Docker build and compose dev env

make build
make up

Run bash in running web container

make exec

Cleanup

make down

Deploy

  1. cd to project root directory.

  2. cap production deploy BRANCH_NAME=yourbranchname

Note: To deploy master simply do: cap production deploy

Usage

  • Integrations include Contract/Grants data (from OSP), Courses Taught data (from LionPath), Publication data (from Metadata DB), Yearly data (from Activity Insight), and Personal & Contact Info (from LDAP). The Delete Records integration takes a csv of records IDs and uses the delete resource to delete records in AI. The app also stores Activity Insight database backups. These backups are retrieved monthly.

  • The Lionpath integration is fully automated and runs on a cron schedule. Contract/Grants is also fully automated. The rest must be run by using the GUI. In order for the integrations to work, the faculties tables must be updated with current faculty. This update process is automated and updates weekly. The Usage instructions are on the homepage.

  • Further documentation for this application can be found on its root page (/). Documentation for the CV Parser can be found there.
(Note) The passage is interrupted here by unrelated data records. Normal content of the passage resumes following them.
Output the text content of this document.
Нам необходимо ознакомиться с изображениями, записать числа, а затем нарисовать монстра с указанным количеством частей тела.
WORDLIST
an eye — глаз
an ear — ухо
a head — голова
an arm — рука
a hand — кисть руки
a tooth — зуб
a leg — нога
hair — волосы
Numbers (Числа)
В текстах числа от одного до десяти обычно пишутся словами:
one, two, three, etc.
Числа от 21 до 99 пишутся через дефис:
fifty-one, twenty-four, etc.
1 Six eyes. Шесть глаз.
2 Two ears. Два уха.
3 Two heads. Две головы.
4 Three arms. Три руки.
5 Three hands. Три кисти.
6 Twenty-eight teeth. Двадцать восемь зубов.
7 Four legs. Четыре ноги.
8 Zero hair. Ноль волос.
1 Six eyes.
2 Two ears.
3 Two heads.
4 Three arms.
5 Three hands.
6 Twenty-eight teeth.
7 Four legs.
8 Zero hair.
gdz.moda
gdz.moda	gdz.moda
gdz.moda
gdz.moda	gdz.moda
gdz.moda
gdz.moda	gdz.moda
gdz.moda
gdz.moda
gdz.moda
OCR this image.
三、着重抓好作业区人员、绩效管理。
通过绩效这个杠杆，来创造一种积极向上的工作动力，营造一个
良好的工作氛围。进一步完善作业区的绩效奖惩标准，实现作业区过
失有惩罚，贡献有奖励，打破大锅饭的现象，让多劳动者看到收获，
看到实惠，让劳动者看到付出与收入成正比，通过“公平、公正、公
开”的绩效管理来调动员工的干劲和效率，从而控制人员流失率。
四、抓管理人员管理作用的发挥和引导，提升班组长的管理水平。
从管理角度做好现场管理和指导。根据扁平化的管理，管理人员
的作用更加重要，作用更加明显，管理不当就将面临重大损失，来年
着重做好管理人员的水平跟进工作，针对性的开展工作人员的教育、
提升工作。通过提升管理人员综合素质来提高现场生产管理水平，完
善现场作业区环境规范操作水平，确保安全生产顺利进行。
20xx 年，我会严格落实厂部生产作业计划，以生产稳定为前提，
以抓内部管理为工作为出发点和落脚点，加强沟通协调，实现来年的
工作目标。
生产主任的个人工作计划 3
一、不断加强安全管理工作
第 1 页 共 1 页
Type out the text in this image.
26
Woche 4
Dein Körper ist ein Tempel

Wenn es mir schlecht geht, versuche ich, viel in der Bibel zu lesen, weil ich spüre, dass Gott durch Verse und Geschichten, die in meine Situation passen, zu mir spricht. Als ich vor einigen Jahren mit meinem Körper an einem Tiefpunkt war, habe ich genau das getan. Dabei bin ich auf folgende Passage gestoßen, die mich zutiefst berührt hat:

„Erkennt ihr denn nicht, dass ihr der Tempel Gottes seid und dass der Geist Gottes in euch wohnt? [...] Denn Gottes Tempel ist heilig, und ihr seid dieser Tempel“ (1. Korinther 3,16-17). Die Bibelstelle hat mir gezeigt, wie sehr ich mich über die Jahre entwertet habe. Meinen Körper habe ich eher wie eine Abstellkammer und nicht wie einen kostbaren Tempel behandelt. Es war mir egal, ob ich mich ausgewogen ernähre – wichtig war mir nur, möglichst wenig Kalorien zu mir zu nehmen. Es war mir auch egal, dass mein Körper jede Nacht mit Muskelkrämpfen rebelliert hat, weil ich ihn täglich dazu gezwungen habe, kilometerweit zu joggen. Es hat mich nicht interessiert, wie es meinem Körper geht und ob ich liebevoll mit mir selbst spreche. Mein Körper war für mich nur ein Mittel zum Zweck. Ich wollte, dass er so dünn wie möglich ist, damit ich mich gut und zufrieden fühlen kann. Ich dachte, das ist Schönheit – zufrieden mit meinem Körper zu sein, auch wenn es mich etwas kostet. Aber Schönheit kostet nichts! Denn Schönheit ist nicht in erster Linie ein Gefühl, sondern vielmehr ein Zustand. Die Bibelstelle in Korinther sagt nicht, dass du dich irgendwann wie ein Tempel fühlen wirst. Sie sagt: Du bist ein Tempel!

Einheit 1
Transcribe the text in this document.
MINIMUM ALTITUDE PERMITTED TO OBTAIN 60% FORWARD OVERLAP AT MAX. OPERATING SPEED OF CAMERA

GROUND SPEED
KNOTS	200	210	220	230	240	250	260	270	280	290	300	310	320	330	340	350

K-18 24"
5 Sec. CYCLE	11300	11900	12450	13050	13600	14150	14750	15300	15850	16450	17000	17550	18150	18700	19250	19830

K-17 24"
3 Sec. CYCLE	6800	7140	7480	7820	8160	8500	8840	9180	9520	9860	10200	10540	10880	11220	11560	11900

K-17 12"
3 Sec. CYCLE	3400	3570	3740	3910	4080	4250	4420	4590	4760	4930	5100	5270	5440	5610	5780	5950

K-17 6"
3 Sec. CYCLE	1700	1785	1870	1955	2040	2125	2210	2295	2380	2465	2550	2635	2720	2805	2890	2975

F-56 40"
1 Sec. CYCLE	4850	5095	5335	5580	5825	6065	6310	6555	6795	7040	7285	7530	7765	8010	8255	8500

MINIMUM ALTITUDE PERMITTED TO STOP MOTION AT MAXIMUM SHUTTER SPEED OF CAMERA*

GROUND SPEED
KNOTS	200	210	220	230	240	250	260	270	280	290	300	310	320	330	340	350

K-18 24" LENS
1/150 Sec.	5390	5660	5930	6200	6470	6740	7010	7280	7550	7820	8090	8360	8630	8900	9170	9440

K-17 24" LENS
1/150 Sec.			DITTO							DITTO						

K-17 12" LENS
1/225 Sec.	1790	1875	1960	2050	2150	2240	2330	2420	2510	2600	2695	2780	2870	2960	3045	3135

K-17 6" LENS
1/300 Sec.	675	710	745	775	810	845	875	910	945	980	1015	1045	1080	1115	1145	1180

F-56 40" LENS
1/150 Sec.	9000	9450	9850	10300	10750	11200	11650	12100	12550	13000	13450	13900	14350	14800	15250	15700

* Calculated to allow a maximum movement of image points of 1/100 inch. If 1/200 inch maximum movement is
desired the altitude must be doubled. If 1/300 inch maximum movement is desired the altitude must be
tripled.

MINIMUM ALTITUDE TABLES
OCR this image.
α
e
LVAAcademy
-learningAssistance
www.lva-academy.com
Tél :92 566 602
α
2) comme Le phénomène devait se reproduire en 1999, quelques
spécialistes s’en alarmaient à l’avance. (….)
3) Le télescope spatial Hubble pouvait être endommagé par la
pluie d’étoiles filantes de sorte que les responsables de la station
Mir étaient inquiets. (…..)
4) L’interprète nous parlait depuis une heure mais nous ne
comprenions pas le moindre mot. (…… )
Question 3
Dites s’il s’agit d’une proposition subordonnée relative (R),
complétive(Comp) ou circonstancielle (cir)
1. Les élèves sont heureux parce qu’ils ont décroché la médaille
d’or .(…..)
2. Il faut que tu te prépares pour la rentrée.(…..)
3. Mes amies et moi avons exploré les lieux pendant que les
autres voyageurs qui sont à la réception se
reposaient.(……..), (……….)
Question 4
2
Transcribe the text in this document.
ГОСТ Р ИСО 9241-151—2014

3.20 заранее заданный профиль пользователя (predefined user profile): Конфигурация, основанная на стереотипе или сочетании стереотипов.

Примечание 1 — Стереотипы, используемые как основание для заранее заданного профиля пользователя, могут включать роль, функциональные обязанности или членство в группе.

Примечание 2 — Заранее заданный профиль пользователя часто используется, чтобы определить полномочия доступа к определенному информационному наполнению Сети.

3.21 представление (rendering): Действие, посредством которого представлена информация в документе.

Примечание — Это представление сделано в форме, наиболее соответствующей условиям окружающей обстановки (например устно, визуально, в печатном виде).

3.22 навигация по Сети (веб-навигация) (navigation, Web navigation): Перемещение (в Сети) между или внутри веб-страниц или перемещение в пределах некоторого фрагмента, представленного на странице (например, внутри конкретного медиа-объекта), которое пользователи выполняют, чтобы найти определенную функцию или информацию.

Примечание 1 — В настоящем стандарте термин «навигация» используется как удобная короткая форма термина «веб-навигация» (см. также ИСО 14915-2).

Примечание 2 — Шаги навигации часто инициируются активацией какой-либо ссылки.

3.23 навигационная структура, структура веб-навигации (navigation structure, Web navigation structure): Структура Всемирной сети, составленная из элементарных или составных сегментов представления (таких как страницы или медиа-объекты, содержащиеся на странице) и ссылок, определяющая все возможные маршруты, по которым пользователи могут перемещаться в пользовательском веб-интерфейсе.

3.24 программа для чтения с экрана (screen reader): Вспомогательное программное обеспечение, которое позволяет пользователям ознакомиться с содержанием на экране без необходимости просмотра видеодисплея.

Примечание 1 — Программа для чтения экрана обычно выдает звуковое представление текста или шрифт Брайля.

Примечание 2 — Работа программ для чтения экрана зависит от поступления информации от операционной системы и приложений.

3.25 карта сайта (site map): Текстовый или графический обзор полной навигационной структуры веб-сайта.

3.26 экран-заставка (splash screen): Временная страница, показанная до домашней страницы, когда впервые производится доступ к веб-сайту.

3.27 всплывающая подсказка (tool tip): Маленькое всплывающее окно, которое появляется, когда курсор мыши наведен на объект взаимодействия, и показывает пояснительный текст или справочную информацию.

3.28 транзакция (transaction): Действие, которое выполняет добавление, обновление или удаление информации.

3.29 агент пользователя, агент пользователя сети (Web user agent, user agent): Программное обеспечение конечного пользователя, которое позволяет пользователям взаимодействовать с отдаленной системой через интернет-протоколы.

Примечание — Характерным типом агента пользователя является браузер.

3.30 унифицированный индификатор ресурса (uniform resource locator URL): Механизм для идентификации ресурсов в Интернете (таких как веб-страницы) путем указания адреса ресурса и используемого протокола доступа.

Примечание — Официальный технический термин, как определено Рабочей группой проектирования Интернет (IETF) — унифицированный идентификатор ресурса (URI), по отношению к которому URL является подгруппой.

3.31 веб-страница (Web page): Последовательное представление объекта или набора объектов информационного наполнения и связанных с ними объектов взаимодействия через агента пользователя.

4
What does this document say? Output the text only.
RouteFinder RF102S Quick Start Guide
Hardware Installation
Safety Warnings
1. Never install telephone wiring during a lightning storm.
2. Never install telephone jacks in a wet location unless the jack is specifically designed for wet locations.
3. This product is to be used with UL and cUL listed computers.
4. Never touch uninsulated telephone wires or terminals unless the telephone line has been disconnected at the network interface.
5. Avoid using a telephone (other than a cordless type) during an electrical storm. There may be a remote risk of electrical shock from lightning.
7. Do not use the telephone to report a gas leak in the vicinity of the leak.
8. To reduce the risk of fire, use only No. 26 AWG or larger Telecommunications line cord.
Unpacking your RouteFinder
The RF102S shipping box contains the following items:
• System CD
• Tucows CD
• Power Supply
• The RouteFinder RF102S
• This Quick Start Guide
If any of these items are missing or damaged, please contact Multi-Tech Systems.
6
  • The CV Parser uses the AnyStyle gem to parse copy/pasted citations through a web form. The subsequently parsed data can then be edited and updated in another form to get the data properly formatted. The data can be exported as a csv or xlsx file.

Integrations

Faculty Update

Faculty data is automatically pulled from Digital Measures and stored in the database every Sunday at 22:00. The data is obtained from this end point: https://www.digitalmeasures.com/login/psu/admin/security/management/user/downloadUsers?selectedUsers=345

Courses Taught

The courses taught data import runs automatically at 00:00 on February 1st, June 1st, and October 1st. The data is obtained via sftp from LionPATH's file server (prod-nfs.lionpath.psu.edu). The files are generated weekly on Sunday. The data in the files update to the current semester data on the third week of that semester. The cron dates are set to run within the first couple weeks after that.

Contract/Grants

The contract/grant data import runs every Monday at 01:00. The data is obtained from the CSV generated by the SIMS team at this endpoint: https://service.sims.psu.edu/digitalmeasures/dmresults.csv . This integration is also dependent on the CONGRANT.csv backup obtained from this Digital Measures endpoint: https://webservices.digitalmeasures.com/login/service/v4/SchemaData:backup/INDIVIDUAL-ACTIVITIES-University . The backup is used to detect if there are any duplicates in the current Activity Insight system and remove them before the import runs.

Development

After running the container, any changes to the code on your local machine will change in the container. Sometimes the rails server needs to be restarted to pick up certain changes. To do this run:

bundle exec rails restart

from inside the web container.

Testing

From within the web container

RAILS_ENV=test bundle exec rspec

Note: The integration specs are not ideal. They do not give a particularly useful error message when they fail. To better understand what is causing a failure, put a byebug somewhere in the code you are testing and follow the byebug until an error shows. Use byebug to return the error.

Other Documentation

  • Setting up Capybara with Webkit in a Docker Container: https://sites.psu.edu/dltdocs/?p=4767

  • How to run COM data file pull example:

    cap production grab_com_data_files['~/.ssh/id_rsa']